De pronto entre el calor y la brisa aparece Elí con su minúsculo bolsón, donde nadie esperaría que llevara su disparadora (cámara), aparato especializado que revivirá para la ciudadanía del barranco los paisajes que estamos a punto de presenciar. No nos turbamos y seguimos con el plan; después de pulir el pavimento con mi moto de cuatro plazas, pasando kilómetros, calles y avenidas, raudos como llamados por un instinto bárbaro, mientras Elí me cuenta los dimes y diretes de su primer tour profesional de turismo.

Llegamos a la casa de “Chiri” (Willy) –también Orozco– en inmediaciones de este hondo barranco popular, llamado Ciudad Real en los postreros bordes y últimas hondonadas de la zona 12 capitalina. Más allá está el pueblo, el barrio, el barranco profundo, hijos e hijas de la lámina, el plomo y la violencia. Ciudad Real es una colonización popular en todos sus niveles, en todos sus estratos: las señoras platicando en la tienda, las chavas y los chavos jugando pelota a media calle, la iglesia con las puertas abiertas llamando al pueblo a sentir la culpa dominical producto de un sábado pernicioso.
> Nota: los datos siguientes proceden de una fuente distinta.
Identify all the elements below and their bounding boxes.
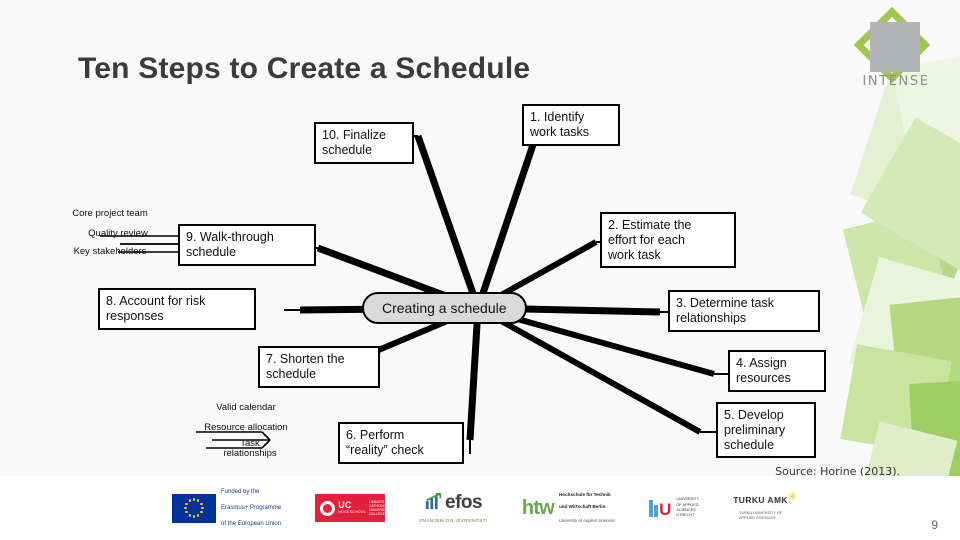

Elí deja ver su careta de impresión, sentimiento que otorga el venir a una proclamada por el Estado de los potentados: zona roja; territorio de combate social para las clases dominantes, incapaces de imponer su mandato de sirenas rojas y azules, botas y militares de cualquier tipo en la profusa soberanía que la clase trabajadora y los sectores populares que resbalan y no dejan de descender, han hecho de este hoyo su hogar y el de su prole.

Sin más contemplaciones nos ponemos en marcha; cinco o seis cuadras separan la casa familiar de del coliseo de la lucha libre estilo mexicana. Después de dejar estacionado el coche –ya me puse pinche güey– frente a una pulquería (cantina) cuyo letrero borroso solo conservaba la palabra: “Licor”; como diciendo ¿qué más necesitamos anunciar? Nos lanzamos con el ácido estomacal al máximo por la falta de almuerzo –por el puro amor al arte– en busca de la acción que hasta este momento, sus servidores solo habíamos visto por televisión –Chiri confesaría más tarde, que nunca había asistido a una reyerta teatralizada como esta–.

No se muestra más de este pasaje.